WWII Land Classification Maps

Although Britain escaped the ravages of a ground war, the countryside still bears witness to its massive contribution to the air war. To this day, the sites of approximately 1,250 aerodromes and landing grounds still litter the landscape, leading many veterans to claim that, "Britain was just one big airfield." In most cases, the best ground for aerodromes concided with the most productive farmland. Comparing maps of airfield locations with agricultural land classification maps confirms that wartime airfields were disproportionately sited on grades 1 and 2 (the most versatile and scarce soils). And large, arable fields without banks or walls were ideal for rapid runway construction under emergency conditions.

There were three main constraints for the siting of airfields: landforms, surface mantle, and pre-existing infrastructure. At the outbreak of WWII, only six percent of the United Kingdom was forested, and only ten percent of Britain was urbanized. The ideal military airfield stood on a low and mildly convex plateau between villages, with a surface gradient flatter than one in eighty with well-drained subsoil, light woodland cover, nucleated rural settlements, road and rail connections, and proximity to the continental mainland. Care was given to select sites that would result in minimal demolition of property or disruption to local traffic, while enjoying reasonable access to nearby main roads, branch railways, utilities and community services.

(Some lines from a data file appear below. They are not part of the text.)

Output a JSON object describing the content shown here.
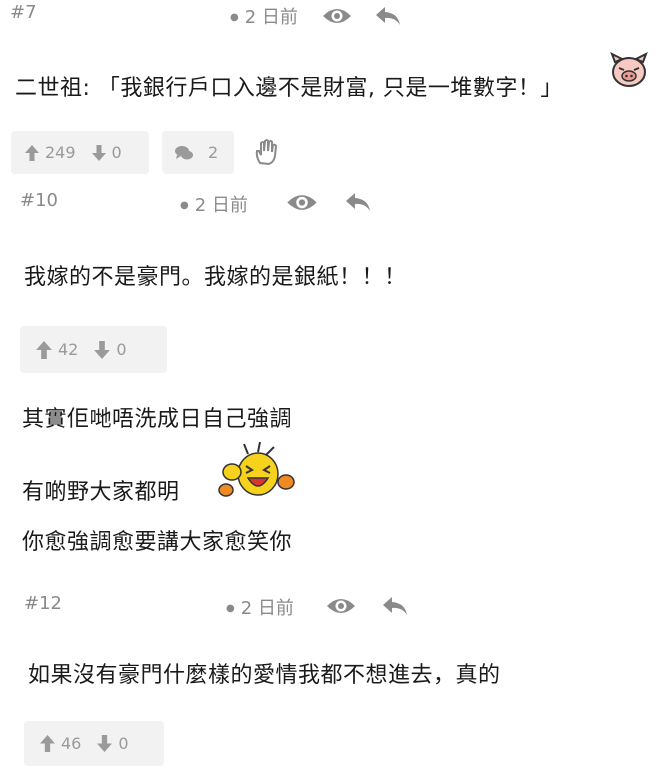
{
  "posts": [
    {
      "number": "#7",
      "time": "2 日前",
      "message": "二世祖: 「我銀行戶口入邊不是財富, 只是一堆數字！」",
      "upvotes": "249",
      "downvotes": "0",
      "comments": "2"
    },
    {
      "number": "#10",
      "time": "2 日前",
      "message": "我嫁的不是豪門。我嫁的是銀紙！！！",
      "upvotes": "42",
      "downvotes": "0",
      "quote_lines": [
        "其實佢哋唔洗成日自己強調",
        "有啲野大家都明",
        "你愈強調愈要講大家愈笑你"
      ]
    },
    {
      "number": "#12",
      "time": "2 日前",
      "message": "如果沒有豪門什麼樣的愛情我都不想進去，真的",
      "upvotes": "46",
      "downvotes": "0"
    }
  ],
  "colors": {
    "meta_text": "#8a8a8a",
    "box_bg": "#f2f2f2",
    "emoji_yellow": "#f7d21c"
  },
  "icons": [
    "eye-icon",
    "reply-icon",
    "upvote-icon",
    "downvote-icon",
    "comment-icon",
    "hand-icon",
    "pig-emoji-icon",
    "laughing-emoji-icon"
  ]
}
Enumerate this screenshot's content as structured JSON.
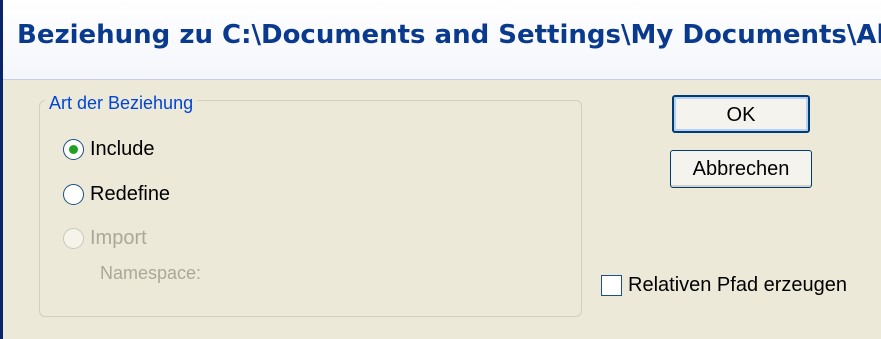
{
  "window": {
    "title": "Beziehung zu C:\\Documents and Settings\\My Documents\\Altova\\Sch..."
  },
  "group": {
    "legend": "Art der Beziehung",
    "options": [
      {
        "label": "Include",
        "selected": true,
        "enabled": true
      },
      {
        "label": "Redefine",
        "selected": false,
        "enabled": true
      },
      {
        "label": "Import",
        "selected": false,
        "enabled": false
      }
    ],
    "namespace_label": "Namespace:"
  },
  "buttons": {
    "ok_label": "OK",
    "cancel_label": "Abbrechen"
  },
  "checkbox": {
    "label": "Relativen Pfad erzeugen",
    "checked": false
  },
  "colors": {
    "title": "#0a3a8e",
    "legend": "#0046d5",
    "radio_dot": "#21a121",
    "disabled_text": "#aca899",
    "dialog_bg": "#ece9d8"
  }
}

Military airfields also needed two levels of traffic-ability: first, an inner area with runways and taxi zones with near perfect conditions to minimize wear and tear on the planes, and to allow swift movement of ambulances and fire tenders. Second, an outer area with a free-draining network of access roads of moderate gradient, plus a generous cover of woodland and hedgerows to shelter camp sites from inclement weather, explosions, and air raids. The most easily engineered ground was found in East Anglia, the East Midlands, and Wessex, which was fortunate as it placed the fields within a shorter striking distance of the enemy.


Doyle, P., & Bennett, M. (2002). Fields of battle: Terrain in military history. Dordrecht: Kluwer Academic.